Not only is this open source model their most capable model, it could very well be the most capable text-to-image model, period.

It’s not open to the public yet, but you can sign up to join the waitlist.

Now, you may be thinking that text-to-image is already so good especially on something like Midjourney, that there’s no way it can get better.

Well, Stable Diffusion 3 is about to blow your mind.

First of all, it has perfect spelling, well, at least from the examples provided. They say they’re using a new type of diffusion transformer, similar to Sora, combined with flow matching.

While Midjourney and Dall-E spelling has come a long way, they still make frequent glaring mistakes. That seems to be a thing of the past with Stable Diffusion 3.

Check out these prompts and the results.

Epic anime artwork of a wizard atop a mountain at night casting a cosmic spell into the dark sky that says “Stable Diffusion 3” made out of colorful energy

Cinematic photo of a red apple on a table in a classroom, on the blackboard are the words “go big or go home” written in chalk

Studio photograph closeup of a chameleon over a black background

But if you think that’s impressive, SD3 will blow your mind with its ability to understand and follow prompts. Let’s face it, none of the existing models do this very well.

And this next example encapsulate this perfectly. The prompt is, “Photo of a red sphere on top of a blue cube. Behind them is a green triangle, on the right is a dog, on the left is a cat.”

This is the SD3 output.

As you can see, it followed that prompt exactly. Literally this is what the user had in mind when typing.

To see just how much of a leap this is in prompt understanding, I gave the same prompt to Dall-E.

This is what is spit out.

Not the worst image, but you can see there’s a problem in following the prompt. For instance, the red sphere is not on top of the blue cube. And no matter how many times I tried, it never really got it 100% once.

If these are not cherry-picked examples from SD3, this will truly be revolutionary.

Here’s another example of how well it adheres to the prompt.

Photo of an 90’s desktop computer on a work desk, on the computer screen it says “welcome”. On the wall in the background we see beautiful graffiti with the text “SD3” very large on the wall.

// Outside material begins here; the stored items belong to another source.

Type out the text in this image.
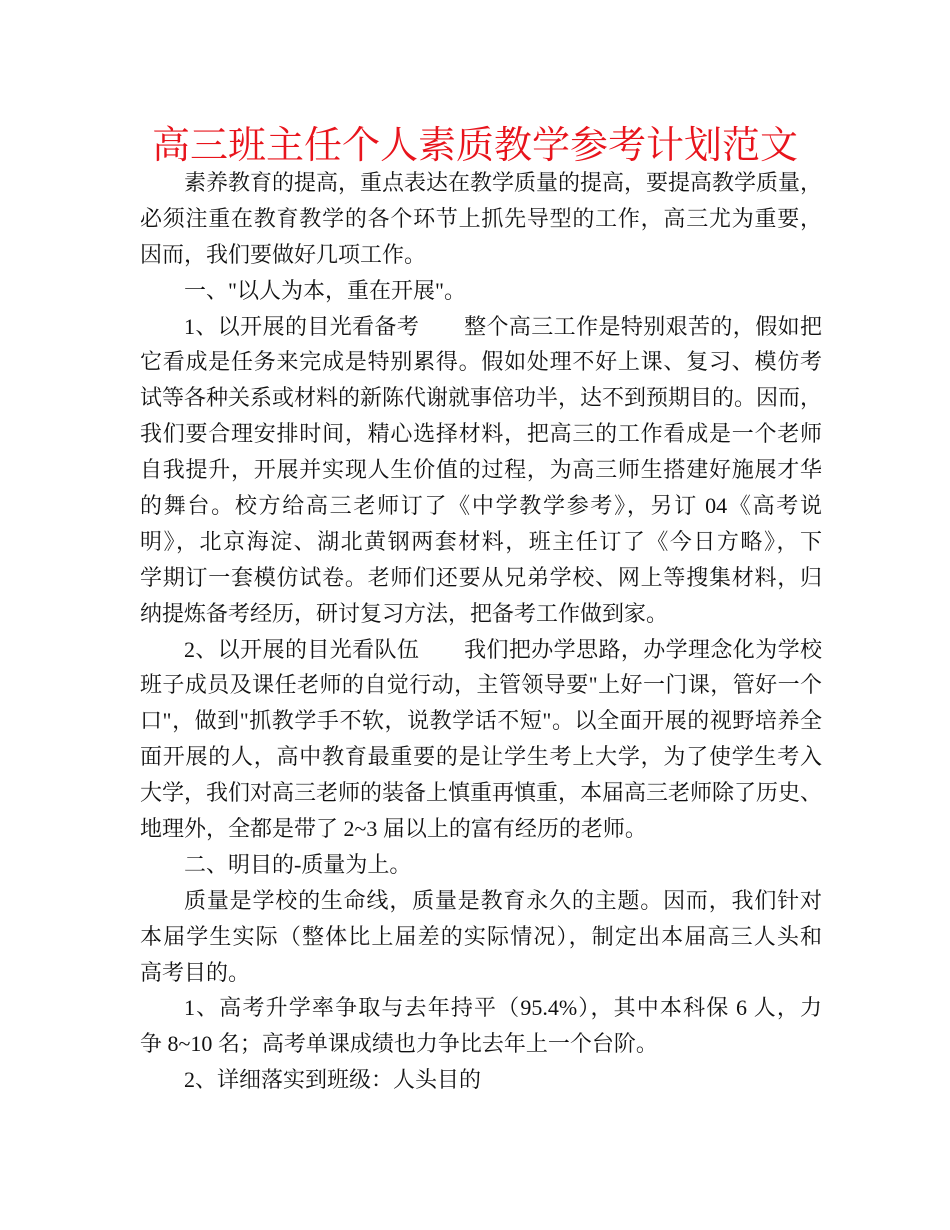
高三班主任个人素质教学参考计划范文
素养教育的提高，重点表达在教学质量的提高，要提高教学质量，
必须注重在教育教学的各个环节上抓先导型的工作，高三尤为重要，
因而，我们要做好几项工作。
一、"以人为本，重在开展"。
1、以开展的目光看备考　　整个高三工作是特别艰苦的，假如把
它看成是任务来完成是特别累得。假如处理不好上课、复习、模仿考
试等各种关系或材料的新陈代谢就事倍功半，达不到预期目的。因而，
我们要合理安排时间，精心选择材料，把高三的工作看成是一个老师
自我提升，开展并实现人生价值的过程，为高三师生搭建好施展才华
的舞台。校方给高三老师订了《中学教学参考》，另订 04《高考说
明》，北京海淀、湖北黄钢两套材料，班主任订了《今日方略》，下
学期订一套模仿试卷。老师们还要从兄弟学校、网上等搜集材料，归
纳提炼备考经历，研讨复习方法，把备考工作做到家。
2、以开展的目光看队伍　　我们把办学思路，办学理念化为学校
班子成员及课任老师的自觉行动，主管领导要"上好一门课，管好一个
口"，做到"抓教学手不软，说教学话不短"。以全面开展的视野培养全
面开展的人，高中教育最重要的是让学生考上大学，为了使学生考入
大学，我们对高三老师的装备上慎重再慎重，本届高三老师除了历史、
地理外，全都是带了 2~3 届以上的富有经历的老师。
二、明目的-质量为上。
质量是学校的生命线，质量是教育永久的主题。因而，我们针对
本届学生实际（整体比上届差的实际情况），制定出本届高三人头和
高考目的。
1、高考升学率争取与去年持平（95.4%），其中本科保 6 人，力
争 8~10 名；高考单课成绩也力争比去年上一个台阶。
2、详细落实到班级：人头目的
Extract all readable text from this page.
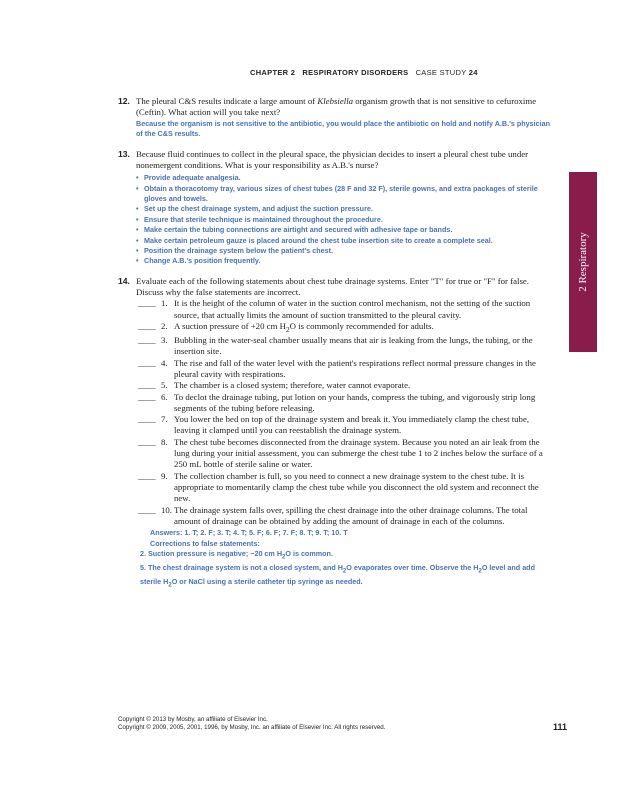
CHAPTER 2 RESPIRATORY DISORDERS CASE STUDY 24
2 Respiratory
12. The pleural C&S results indicate a large amount of Klebsiella organism growth that is not sensitive to cefuroxime (Ceftin). What action will you take next?
Because the organism is not sensitive to the antibiotic, you would place the antibiotic on hold and notify A.B.'s physician of the C&S results.
13. Because fluid continues to collect in the pleural space, the physician decides to insert a pleural chest tube under nonemergent conditions. What is your responsibility as A.B.'s nurse?
• Provide adequate analgesia.
• Obtain a thoracotomy tray, various sizes of chest tubes (28 F and 32 F), sterile gowns, and extra packages of sterile gloves and towels.
• Set up the chest drainage system, and adjust the suction pressure.
• Ensure that sterile technique is maintained throughout the procedure.
• Make certain the tubing connections are airtight and secured with adhesive tape or bands.
• Make certain petroleum gauze is placed around the chest tube insertion site to create a complete seal.
• Position the drainage system below the patient's chest.
• Change A.B.'s position frequently.
14. Evaluate each of the following statements about chest tube drainage systems. Enter "T" for true or "F" for false. Discuss why the false statements are incorrect.
____ 1. It is the height of the column of water in the suction control mechanism, not the setting of the suction source, that actually limits the amount of suction transmitted to the pleural cavity.
____ 2. A suction pressure of +20 cm $H_2O$ is commonly recommended for adults.
____ 3. Bubbling in the water-seal chamber usually means that air is leaking from the lungs, the tubing, or the insertion site.
____ 4. The rise and fall of the water level with the patient's respirations reflect normal pressure changes in the pleural cavity with respirations.
____ 5. The chamber is a closed system; therefore, water cannot evaporate.
____ 6. To declot the drainage tubing, put lotion on your hands, compress the tubing, and vigorously strip long segments of the tubing before releasing.
____ 7. You lower the bed on top of the drainage system and break it. You immediately clamp the chest tube, leaving it clamped until you can reestablish the drainage system.
____ 8. The chest tube becomes disconnected from the drainage system. Because you noted an air leak from the lung during your initial assessment, you can submerge the chest tube 1 to 2 inches below the surface of a 250 mL bottle of sterile saline or water.
____ 9. The collection chamber is full, so you need to connect a new drainage system to the chest tube. It is appropriate to momentarily clamp the chest tube while you disconnect the old system and reconnect the new.
____ 10. The drainage system falls over, spilling the chest drainage into the other drainage columns. The total amount of drainage can be obtained by adding the amount of drainage in each of the columns.
Answers: 1. T; 2. F; 3. T; 4. T; 5. F; 6. F; 7. F; 8. T; 9. T; 10. T
Corrections to false statements:
2. Suction pressure is negative; −20 cm $H_2O$ is common.
5. The chest drainage system is not a closed system, and $H_2O$ evaporates over time. Observe the $H_2O$ level and add sterile $H_2O$ or NaCl using a sterile catheter tip syringe as needed.
Copyright © 2013 by Mosby, an affiliate of Elsevier Inc.
Copyright © 2009, 2005, 2001, 1996, by Mosby, Inc. an affiliate of Elsevier Inc. All rights reserved.	111
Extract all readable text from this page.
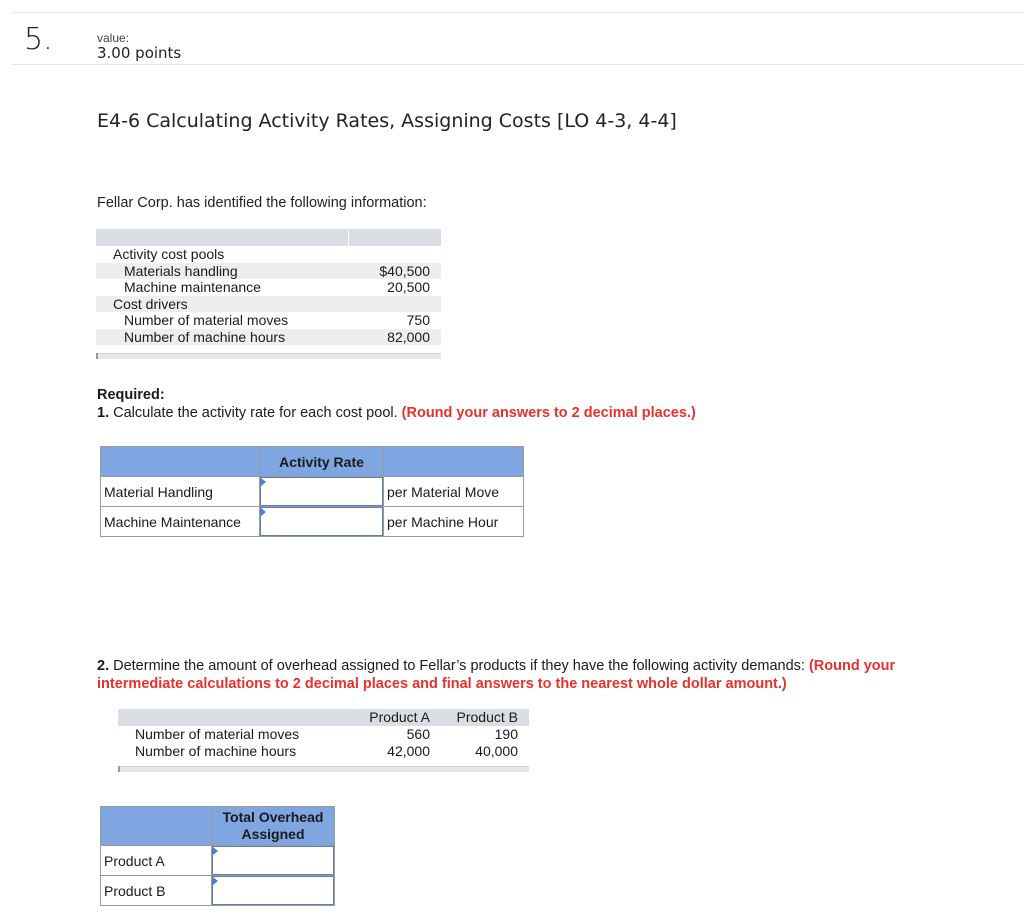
5.	value:
3.00 points
E4-6 Calculating Activity Rates, Assigning Costs [LO 4-3, 4-4]
Fellar Corp. has identified the following information:
Activity cost pools
Materials handling	$40,500
Machine maintenance	20,500
Cost drivers
Number of material moves	750
Number of machine hours	82,000
Required:
1. Calculate the activity rate for each cost pool. (Round your answers to 2 decimal places.)
	Activity Rate	
Material Handling		per Material Move
Machine Maintenance		per Machine Hour
2. Determine the amount of overhead assigned to Fellar’s products if they have the following activity demands: (Round your intermediate calculations to 2 decimal places and final answers to the nearest whole dollar amount.)
Product A Product B
Number of material moves	560	190
Number of machine hours	42,000	40,000

	Total Overhead
Assigned

Product A	

Product B	
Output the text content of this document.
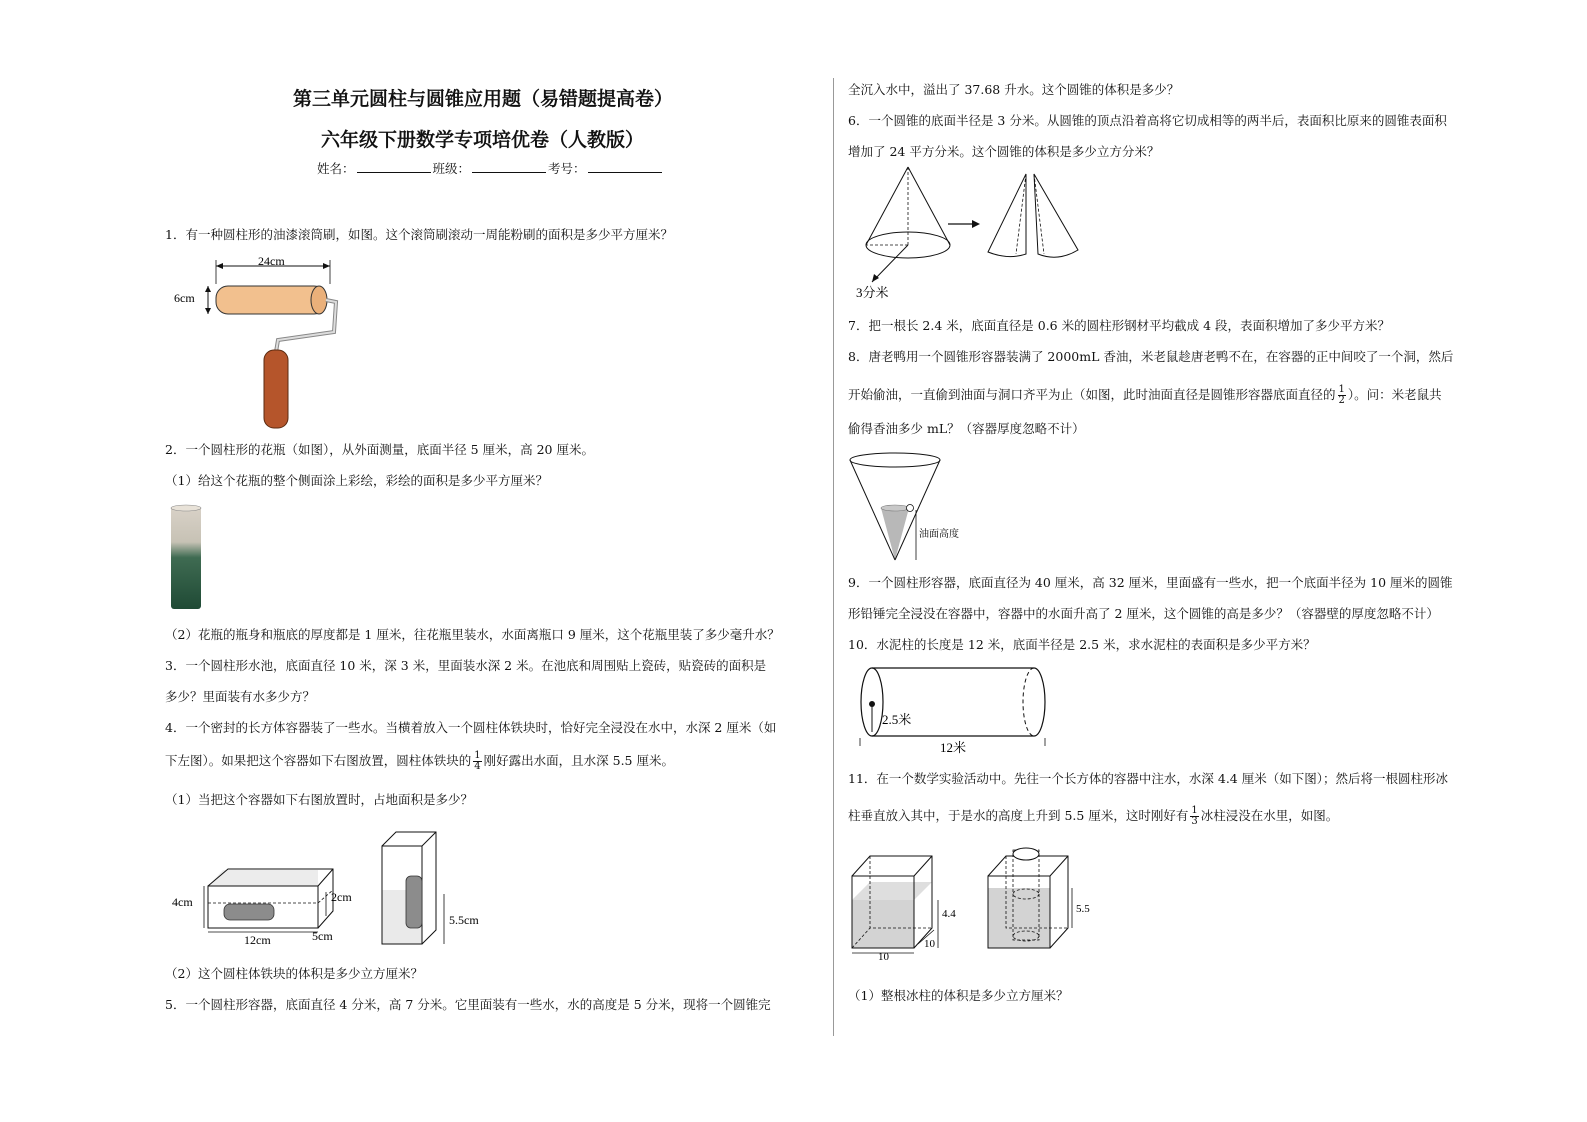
第三单元圆柱与圆锥应用题（易错题提高卷）
六年级下册数学专项培优卷（人教版）
姓名：	班级：	考号：
1．有一种圆柱形的油漆滚筒刷，如图。这个滚筒刷滚动一周能粉刷的面积是多少平方厘米？
24cm
6cm
2．一个圆柱形的花瓶（如图），从外面测量，底面半径 5 厘米，高 20 厘米。
（1）给这个花瓶的整个侧面涂上彩绘，彩绘的面积是多少平方厘米？
（2）花瓶的瓶身和瓶底的厚度都是 1 厘米，往花瓶里装水，水面离瓶口 9 厘米，这个花瓶里装了多少毫升水？
3．一个圆柱形水池，底面直径 10 米，深 3 米，里面装水深 2 米。在池底和周围贴上瓷砖，贴瓷砖的面积是
多少？里面装有水多少方？
4．一个密封的长方体容器装了一些水。当横着放入一个圆柱体铁块时，恰好完全浸没在水中，水深 2 厘米（如
下左图）。如果把这个容器如下右图放置，圆柱体铁块的 $\frac{1}{4}$ 刚好露出水面，且水深 5.5 厘米。
（1）当把这个容器如下右图放置时，占地面积是多少？
4cm	2cm
12cm	5cm
5.5cm
（2）这个圆柱体铁块的体积是多少立方厘米？
5．一个圆柱形容器，底面直径 4 分米，高 7 分米。它里面装有一些水，水的高度是 5 分米，现将一个圆锥完
全沉入水中，溢出了 37.68 升水。这个圆锥的体积是多少？
6．一个圆锥的底面半径是 3 分米。从圆锥的顶点沿着高将它切成相等的两半后，表面积比原来的圆锥表面积
增加了 24 平方分米。这个圆锥的体积是多少立方分米？
3分米
7．把一根长 2.4 米，底面直径是 0.6 米的圆柱形钢材平均截成 4 段，表面积增加了多少平方米？
8．唐老鸭用一个圆锥形容器装满了 2000mL 香油，米老鼠趁唐老鸭不在，在容器的正中间咬了一个洞，然后
开始偷油，一直偷到油面与洞口齐平为止（如图，此时油面直径是圆锥形容器底面直径的 $\frac{1}{2}$ ）。问：米老鼠共
偷得香油多少 mL？（容器厚度忽略不计）
油面高度
9．一个圆柱形容器，底面直径为 40 厘米，高 32 厘米，里面盛有一些水，把一个底面半径为 10 厘米的圆锥
形铅锤完全浸没在容器中，容器中的水面升高了 2 厘米，这个圆锥的高是多少？（容器壁的厚度忽略不计）
10．水泥柱的长度是 12 米，底面半径是 2.5 米，求水泥柱的表面积是多少平方米？
2.5米
12米
11．在一个数学实验活动中。先往一个长方体的容器中注水，水深 4.4 厘米（如下图）；然后将一根圆柱形冰
柱垂直放入其中，于是水的高度上升到 5.5 厘米，这时刚好有 $\frac{1}{3}$ 冰柱浸没在水里，如图。
4.4
10
10
5.5
（1）整根冰柱的体积是多少立方厘米？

And the Dall-E equivalent.

At least it did get the 90’s computer with the word ‘Welcome’, but what is that graffiti?

Here’s another one. “Night photo of a sports car with the text “SD3” on the side, the car is on a race track at high speed, a huge road sign with the text “faster”.

Literally everything is on point with SD3.

Dall-E was not too bad, but its the small details that will make the difference, especially for professionals. For instance, SD3 does not appear on the side of the car, as instructed in the prompt.

The Stable Diffusion 3 suite of models currently range from 800M to 8B parameters, and they are taking safety very seriously.

This is what they had to say, “We believe in safe, responsible AI practices. This means we have taken and continue to take reasonable steps to prevent the misuse of Stable Diffusion 3 by bad actors. Safety starts when we begin training our model and continues throughout the testing, evaluation, and deployment. In preparation for this early preview, we’ve introduced numerous safeguards. By continually collaborating with researchers, experts, and our community, we expect to innovate further with integrity as we approach the model’s public release. “

So far there’s no word on when this will be made public. I’ll be looking forward to put it to the test as soon as I get access.